Żadna administracja państwowa na świecie nie była przygotowana na taką falę uchodźców. Zgadzam się w tej sprawie z prezydentem Warszawy Rafałem Trzaskowskim - powiedział w TVN24 wiceminister spraw wewnętrznych Paweł Szefernaker. Zapewniał, że pomoc uchodźcom to "temat numer jeden", którym "zajmuje się cały rząd".
Poniedziałek to 19. dzień rosyjskiej agresji na Ukrainę. Od początku inwazji - podała Straż Graniczna - do Polski przybyło już ponad 1,7 miliona uchodźców.
Gościem "Rozmowy Piaseckiego" w TVN24 był Paweł Szefernaker, wiceminister spraw wewnętrznych. Podkreślił, że fala uchodźców z Ukrainy jest "tematem numer jeden", którym "zajmuje się cały rząd".
- Może zdziwię pana i naszych odbiorców, ale ja przede wszystkim zgadzam się z panem prezydentem Rafałem Trzaskowskim, który powiedział, że żadna administracja państwowa na świecie nie była przygotowana na taką falę uchodźców - mówił Szefernaker.
Przypominał, że "w latach 2015-2016 do Europy przybył milion migrantów w dwa lata i wtedy mówiono o kryzysie europejskim". - Dzisiaj mamy jeden milion 740 tysięcy osób, które przeszły przez granicę tylko i wyłącznie ukraińsko-polską. Są jeszcze dodatkowi, którzy uciekli przez wiele innych granic. Żadna administracja sama nie byłaby w stanie przygotować się na taką falę migracji - dodał wiceminister.
Wiceminister: opieka na taką skalę nie byłaby możliwa, gdyby nie organizacje pozarządowe i wolontariusze
Zaznaczył, że "to wszystko, co się wydarzyło, wielki międzynarodowy kapitał, który zbudowaliśmy, jest oparty o miliony osób, które bezinteresownie pomogły uchodźcom z Ukrainy". - W całej naszej wspólnocie, jaką jest Polska, każdy ma swoje zadania. Rząd koordynuje pewne kwestie, samorząd ma inne kwestie do koordynowania. Ale przede wszystkim tysiące wolontariuszy, którzy bezinteresownie podjęli działania. To nie jest czas na rywalizację, kto zrobił więcej. Trzeba dziękować wszystkim Polakom, którzy się w to zaangażowali. Dziękuję - powiedział gość TVN24.

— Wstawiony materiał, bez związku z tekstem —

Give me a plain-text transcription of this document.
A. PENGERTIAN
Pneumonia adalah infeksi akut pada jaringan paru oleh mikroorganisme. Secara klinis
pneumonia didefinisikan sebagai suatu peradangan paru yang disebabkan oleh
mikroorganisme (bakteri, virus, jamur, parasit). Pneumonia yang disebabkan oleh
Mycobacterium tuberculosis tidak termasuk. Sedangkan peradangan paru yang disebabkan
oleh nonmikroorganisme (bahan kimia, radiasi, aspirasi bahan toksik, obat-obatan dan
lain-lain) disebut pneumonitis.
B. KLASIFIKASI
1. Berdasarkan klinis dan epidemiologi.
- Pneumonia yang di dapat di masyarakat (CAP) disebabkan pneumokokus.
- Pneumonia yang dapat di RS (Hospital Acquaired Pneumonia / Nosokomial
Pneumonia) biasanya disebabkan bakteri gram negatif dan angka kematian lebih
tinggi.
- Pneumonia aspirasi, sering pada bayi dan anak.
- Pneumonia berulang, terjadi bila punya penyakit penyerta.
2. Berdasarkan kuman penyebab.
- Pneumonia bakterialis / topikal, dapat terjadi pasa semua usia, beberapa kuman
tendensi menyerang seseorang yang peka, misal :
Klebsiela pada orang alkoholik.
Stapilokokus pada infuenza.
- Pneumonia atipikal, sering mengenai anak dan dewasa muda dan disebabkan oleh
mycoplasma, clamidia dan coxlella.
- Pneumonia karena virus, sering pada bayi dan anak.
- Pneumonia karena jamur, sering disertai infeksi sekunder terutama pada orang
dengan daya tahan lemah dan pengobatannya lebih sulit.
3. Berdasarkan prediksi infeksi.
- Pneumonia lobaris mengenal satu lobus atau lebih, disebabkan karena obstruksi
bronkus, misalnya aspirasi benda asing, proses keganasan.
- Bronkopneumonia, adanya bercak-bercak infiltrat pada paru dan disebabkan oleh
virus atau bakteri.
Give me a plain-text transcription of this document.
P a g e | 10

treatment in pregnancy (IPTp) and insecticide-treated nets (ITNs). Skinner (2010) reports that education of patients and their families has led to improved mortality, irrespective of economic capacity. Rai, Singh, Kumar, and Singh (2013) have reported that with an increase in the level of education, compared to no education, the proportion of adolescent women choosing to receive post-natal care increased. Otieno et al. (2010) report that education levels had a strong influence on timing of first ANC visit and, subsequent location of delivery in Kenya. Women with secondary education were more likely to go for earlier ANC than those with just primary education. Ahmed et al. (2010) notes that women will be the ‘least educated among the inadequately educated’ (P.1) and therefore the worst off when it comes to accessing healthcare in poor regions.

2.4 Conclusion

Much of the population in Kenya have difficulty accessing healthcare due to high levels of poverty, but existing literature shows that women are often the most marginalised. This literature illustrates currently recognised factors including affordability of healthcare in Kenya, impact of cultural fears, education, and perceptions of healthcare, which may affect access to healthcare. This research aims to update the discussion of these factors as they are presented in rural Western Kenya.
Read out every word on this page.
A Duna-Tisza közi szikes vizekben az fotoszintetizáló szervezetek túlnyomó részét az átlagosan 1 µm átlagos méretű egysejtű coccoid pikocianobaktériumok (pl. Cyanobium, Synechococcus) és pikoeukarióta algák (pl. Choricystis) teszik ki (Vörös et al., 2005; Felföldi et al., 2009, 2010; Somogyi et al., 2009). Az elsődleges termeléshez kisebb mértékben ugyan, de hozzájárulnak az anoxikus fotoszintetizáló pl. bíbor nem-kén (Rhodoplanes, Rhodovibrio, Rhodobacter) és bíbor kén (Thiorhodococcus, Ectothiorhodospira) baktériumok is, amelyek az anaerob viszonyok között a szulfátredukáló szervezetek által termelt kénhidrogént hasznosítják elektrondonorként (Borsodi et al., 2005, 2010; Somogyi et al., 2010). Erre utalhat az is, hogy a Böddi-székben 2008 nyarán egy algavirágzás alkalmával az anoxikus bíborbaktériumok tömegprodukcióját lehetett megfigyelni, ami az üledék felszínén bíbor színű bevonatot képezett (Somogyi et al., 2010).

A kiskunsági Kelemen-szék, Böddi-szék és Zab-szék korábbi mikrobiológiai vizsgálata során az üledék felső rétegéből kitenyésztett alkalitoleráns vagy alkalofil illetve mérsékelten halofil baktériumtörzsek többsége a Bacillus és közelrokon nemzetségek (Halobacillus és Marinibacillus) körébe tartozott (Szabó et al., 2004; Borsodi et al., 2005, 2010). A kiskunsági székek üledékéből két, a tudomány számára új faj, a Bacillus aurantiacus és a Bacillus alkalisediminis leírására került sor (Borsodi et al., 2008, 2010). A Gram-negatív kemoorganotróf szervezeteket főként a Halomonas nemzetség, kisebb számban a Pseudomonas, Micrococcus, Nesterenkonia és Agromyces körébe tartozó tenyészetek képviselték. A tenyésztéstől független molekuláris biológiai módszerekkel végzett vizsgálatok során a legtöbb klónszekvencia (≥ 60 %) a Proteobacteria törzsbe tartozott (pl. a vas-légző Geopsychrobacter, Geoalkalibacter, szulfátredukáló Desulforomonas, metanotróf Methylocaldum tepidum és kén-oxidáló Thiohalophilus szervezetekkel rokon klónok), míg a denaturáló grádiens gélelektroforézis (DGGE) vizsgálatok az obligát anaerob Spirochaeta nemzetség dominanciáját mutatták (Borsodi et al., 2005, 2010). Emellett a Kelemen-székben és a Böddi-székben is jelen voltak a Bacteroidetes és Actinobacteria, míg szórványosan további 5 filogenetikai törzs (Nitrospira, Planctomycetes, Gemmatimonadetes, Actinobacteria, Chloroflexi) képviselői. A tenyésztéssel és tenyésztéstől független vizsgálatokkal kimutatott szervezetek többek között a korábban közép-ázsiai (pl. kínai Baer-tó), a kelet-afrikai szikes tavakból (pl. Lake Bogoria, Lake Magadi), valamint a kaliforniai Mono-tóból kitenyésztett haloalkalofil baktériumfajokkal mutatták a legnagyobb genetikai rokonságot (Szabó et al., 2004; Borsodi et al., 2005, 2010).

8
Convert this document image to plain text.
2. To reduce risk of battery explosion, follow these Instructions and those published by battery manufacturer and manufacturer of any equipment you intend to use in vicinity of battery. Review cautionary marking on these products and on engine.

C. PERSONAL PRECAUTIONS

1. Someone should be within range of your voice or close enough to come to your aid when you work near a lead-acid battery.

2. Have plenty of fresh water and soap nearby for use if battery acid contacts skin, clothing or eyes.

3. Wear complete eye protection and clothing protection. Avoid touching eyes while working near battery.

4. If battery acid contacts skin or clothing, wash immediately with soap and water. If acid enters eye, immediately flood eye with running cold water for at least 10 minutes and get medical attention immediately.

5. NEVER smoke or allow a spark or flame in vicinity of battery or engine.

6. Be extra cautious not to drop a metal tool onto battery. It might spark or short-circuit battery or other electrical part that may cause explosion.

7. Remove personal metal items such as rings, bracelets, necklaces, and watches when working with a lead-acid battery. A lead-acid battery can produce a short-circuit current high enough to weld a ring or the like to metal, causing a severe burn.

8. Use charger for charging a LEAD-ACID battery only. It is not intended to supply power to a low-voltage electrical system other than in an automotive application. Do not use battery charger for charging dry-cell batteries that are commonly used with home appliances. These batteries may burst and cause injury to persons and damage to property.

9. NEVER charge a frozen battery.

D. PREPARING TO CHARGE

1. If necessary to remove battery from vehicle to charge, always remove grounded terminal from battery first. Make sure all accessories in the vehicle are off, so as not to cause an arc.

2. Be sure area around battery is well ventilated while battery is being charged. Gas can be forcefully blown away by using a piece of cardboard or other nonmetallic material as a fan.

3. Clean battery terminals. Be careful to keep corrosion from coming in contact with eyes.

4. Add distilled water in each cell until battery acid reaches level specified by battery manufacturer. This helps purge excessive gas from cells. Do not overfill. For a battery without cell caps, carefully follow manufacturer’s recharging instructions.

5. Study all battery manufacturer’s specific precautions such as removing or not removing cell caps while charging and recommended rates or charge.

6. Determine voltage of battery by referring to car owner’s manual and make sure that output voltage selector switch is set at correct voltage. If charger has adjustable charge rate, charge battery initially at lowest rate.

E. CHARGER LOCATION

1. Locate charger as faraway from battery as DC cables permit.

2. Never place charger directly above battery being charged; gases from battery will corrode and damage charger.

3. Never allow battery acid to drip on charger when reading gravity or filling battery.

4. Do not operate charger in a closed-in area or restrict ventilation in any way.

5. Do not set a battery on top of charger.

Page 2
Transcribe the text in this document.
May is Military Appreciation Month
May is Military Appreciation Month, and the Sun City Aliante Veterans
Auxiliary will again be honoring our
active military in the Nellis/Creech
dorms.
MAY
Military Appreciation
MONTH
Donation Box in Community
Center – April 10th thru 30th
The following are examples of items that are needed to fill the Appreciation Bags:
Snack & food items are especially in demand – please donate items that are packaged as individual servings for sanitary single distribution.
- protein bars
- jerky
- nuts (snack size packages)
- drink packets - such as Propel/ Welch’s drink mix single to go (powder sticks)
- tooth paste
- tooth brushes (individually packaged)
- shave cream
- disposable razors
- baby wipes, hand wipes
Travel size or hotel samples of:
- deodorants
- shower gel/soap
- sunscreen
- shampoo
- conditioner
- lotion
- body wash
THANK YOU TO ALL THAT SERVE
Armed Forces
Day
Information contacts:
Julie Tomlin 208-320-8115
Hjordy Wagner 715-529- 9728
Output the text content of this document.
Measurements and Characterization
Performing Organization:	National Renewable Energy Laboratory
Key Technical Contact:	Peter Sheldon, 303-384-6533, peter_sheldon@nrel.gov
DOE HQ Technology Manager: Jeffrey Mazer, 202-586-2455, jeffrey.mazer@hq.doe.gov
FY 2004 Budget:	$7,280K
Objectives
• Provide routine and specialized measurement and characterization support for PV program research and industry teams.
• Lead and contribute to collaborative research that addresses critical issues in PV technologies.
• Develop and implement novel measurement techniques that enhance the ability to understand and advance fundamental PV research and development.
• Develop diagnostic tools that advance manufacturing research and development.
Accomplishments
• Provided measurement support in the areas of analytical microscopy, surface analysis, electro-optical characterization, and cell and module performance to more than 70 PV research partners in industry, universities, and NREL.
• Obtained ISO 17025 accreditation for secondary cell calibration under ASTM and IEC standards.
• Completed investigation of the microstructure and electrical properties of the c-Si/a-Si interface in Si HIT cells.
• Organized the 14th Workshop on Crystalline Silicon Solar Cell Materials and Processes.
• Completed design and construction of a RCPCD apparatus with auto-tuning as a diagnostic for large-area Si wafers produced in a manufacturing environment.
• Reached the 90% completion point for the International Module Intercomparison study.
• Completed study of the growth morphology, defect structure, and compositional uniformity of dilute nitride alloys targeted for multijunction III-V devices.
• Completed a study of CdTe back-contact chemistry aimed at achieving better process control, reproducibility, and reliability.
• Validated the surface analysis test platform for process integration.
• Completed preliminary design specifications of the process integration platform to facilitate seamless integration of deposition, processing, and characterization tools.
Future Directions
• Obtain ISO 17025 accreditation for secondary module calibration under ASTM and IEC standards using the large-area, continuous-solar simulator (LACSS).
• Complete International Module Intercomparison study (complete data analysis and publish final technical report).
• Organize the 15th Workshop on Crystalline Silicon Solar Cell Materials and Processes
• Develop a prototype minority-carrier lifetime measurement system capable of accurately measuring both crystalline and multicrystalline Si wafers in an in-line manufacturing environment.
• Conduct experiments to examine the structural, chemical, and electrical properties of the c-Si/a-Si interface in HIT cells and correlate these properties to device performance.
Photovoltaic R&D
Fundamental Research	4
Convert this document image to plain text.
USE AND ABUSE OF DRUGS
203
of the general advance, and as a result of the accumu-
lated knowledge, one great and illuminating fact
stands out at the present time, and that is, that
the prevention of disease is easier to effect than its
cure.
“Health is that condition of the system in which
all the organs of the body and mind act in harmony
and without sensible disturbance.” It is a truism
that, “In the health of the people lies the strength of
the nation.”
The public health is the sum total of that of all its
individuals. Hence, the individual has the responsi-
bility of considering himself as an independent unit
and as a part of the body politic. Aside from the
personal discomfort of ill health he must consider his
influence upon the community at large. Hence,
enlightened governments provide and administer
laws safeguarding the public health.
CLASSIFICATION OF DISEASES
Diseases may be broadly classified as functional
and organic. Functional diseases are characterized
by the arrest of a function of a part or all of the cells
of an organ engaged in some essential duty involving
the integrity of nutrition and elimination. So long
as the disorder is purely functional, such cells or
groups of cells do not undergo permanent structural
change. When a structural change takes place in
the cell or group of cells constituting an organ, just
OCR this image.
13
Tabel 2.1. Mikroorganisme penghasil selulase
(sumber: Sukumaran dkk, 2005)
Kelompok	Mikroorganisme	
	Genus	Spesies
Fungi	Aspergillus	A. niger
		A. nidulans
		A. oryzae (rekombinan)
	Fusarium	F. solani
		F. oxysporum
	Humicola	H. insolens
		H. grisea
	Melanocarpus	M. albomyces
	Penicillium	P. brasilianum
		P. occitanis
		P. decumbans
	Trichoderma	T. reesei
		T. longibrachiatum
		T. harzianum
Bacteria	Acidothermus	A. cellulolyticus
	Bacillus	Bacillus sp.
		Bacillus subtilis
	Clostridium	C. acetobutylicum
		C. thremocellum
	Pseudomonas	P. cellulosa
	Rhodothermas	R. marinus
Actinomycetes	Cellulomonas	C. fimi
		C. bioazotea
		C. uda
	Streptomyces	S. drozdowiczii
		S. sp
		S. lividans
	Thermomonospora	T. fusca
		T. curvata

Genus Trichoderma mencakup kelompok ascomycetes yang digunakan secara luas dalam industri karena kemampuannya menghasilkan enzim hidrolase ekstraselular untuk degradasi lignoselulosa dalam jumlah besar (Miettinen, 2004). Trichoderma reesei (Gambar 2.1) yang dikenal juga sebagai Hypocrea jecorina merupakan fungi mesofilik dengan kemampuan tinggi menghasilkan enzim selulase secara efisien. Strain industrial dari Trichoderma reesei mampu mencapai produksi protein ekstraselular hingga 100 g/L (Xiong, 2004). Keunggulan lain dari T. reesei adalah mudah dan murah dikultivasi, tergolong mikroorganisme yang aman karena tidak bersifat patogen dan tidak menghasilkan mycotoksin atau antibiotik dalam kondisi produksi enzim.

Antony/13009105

- Państwo ma pewne zadania, które realizuje, ale taka opieka, na taką skalę, nie byłaby możliwa, gdyby nie organizacje pozarządowe i wolontariusze, którzy 24 godziny na dobę pracują - przyznał.
Podkreślił jednak, że "rozwiązania na kolejne tygodnie muszą być już rozwiązaniami systemowymi". - Nie można polegać tylko na tym, że ludzie nadal będą wolontariuszami. Musimy w sposób systemowy to rozwiązać i to przygotowujemy - mówił Szefernaker.
Zapewnił, że "państwo będzie finansować działania i refinansować te działania, które do tej pory podjęły samorządy i organizacje pozarządowe".
Szefernaker: bezpieczeństwo Polski to pomoc Ukrainie i pomoc uchodźcom
- Zdecydowana większość pozostała w Polsce. Myślę, że ponad milion osób. Musimy zrobić wszystko, by zapewnić bezpieczeństwo tym osobom. Służby działają, by zapewnić bezpieczeństwo Polsce i Polakom. A dzisiaj bezpieczeństwo Polski to pomoc Ukrainie i pomoc uchodźcom - powiedział wiceminister.
Przekazał, że "są jeszcze rezerwy" pozwalające na przyjęcie większej liczby uchodźców. - Przygotowujemy kolejne plany na kolejne fale, ale z tego pierwotnego planu są jeszcze miejsca. Zwłaszcza w mniejszych miejscowościach - poinformował.
Zaznaczył, że "nie zna planu" uchodźców, którzy są obecnie w Polsce. - W środę zacznie się rejestracja. Wtedy będziemy wiedzieć, czy te osoby chcą w najbliższym czasie pracować i spędzić czas w Polsce, czy nie mają takich planów - dodał.